The first 90 days in a new role are critical. The most successful leaders take this time to learn, promote themselves, build coalitions, and mobilize their teams, says Harvard Business School professor, Michael Watkins (who spent three years researching the topic).
Since his book, The First 90 Days, leaders and onboarding specialists have stressed the importance of this timeframe as a means to maximize employees' effectiveness.
While the first 90 days is undoubtedly an important period for personal progress it has little to do with how you'll be remembered says behavioral research. In a LinkedIn article Sally Blount, Dean at Kellogg School of Management, argues that it's the last 90 days that play the biggest role in building a strong legacy.
"...behavioral research by Nobel laureate Daniel Kahneman and others shows that assessments of human performance (i.e., a leader's reputation/legacy) will be most heavily influenced by endpoints. Why? Because the information about how a tenure ends will always be more accessible in people's memories than the impressions created at the start."
Whether you're accepting a new position, receiving a promotion, or retiring, it's important that you leave on a good note. Here are a couple vital lessons I've learned after witnessing a few transitions.
Address the obvious question to keep employees engaged.
When I first learned that my manager was leaving, I was a little panicked. Not only did they drive all of my work, but they also represented an entire function. I'm not going to lie, I was nervous. Without their presence and direction, a lot of things were going to change -- and one of those changes could have been my job.
When a leader leaves, the rest of the team can feel like a ship without a captain. After the initial shock where's off and people come to terms with the news, the very next thought on everyone's mind is "what's going to happen to me?"
After announcing your transition, make sure you connect with employees and provide what assurance you can. The last thing you want to do is incite panic and for employees to lose productivity worrying about the unknown.
Any details and direction that you can provide on the new structure will help ease the tension, alleviate anxiety and maintain the momentum you've built up to this point. I loved the way that Blount described this,
"The strongest leaders work to prevent this type of momentum loss. They reinforce priorities, motivate flow in decision-making and focus on customers -- to the last day. They coach team members to thoughtfully prepare for, but not over-analyze, the transition. They have the wisdom to signal which strategic decisions should be postponed for the next leader, while assuring that the majority get handled."

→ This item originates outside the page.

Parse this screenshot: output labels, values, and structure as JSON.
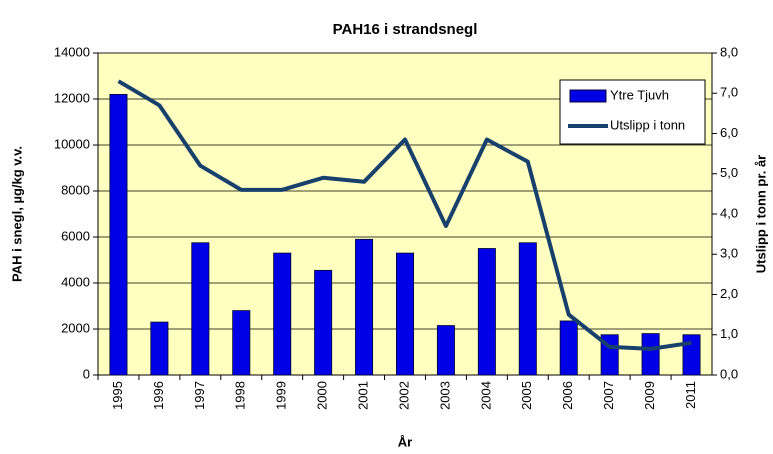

I was fortunate enough to have leaders that understood the sensitivity. Before they brought the team in to disclose the news, they had met with senior leaders and mapped out a plan. They knew who we would be reporting to and what we'd be doing. By taking the time to plan, they ensured our roles, relationships and projects stayed intact.
Ensure a smooth handoff so you don't leave your team in a bind.
As part of my manager's transition, they let me sit in on their vendor calls, provided status updates on all of our projects, and introduced me to key stakeholders whom I would have never met otherwise. They used the little bit of influence and time they had left to help me be successful.
Don't leave the team with a mess. Use the transition time to organize projects, delegate important tasks, impart wisdom and educate other leaders on your team's work. Although you may be excited about your new opportunity, now's not the time to mentally check out. Your last 90 days should be some of the best work you've ever done.
Also, if its possible, help groom your predecessor to ensure nothing falls through the cracks. If that's not an option, then make sure your team is equipped to provide a download in your absence.
Putting more time an effort into a role that you're leaving may go against your instincts. But, in the process of making sure everyone is prepared for your transition, you'll leave a lasting impression says Blount,
"A leadership transition can deliver one of the rarest organizational sightings: a robust pass from one leader to the next. It happens when the outgoing leader maintains integrity and focus. When the leader coaches the team on performance right up to the end, while setting their successor up for success."
Although a knee-jerk reaction is to blow off remaining responsibilities and jump head first into your new position, taking a step back and facilitating a smooth transition will ensure you don't burn any bridges.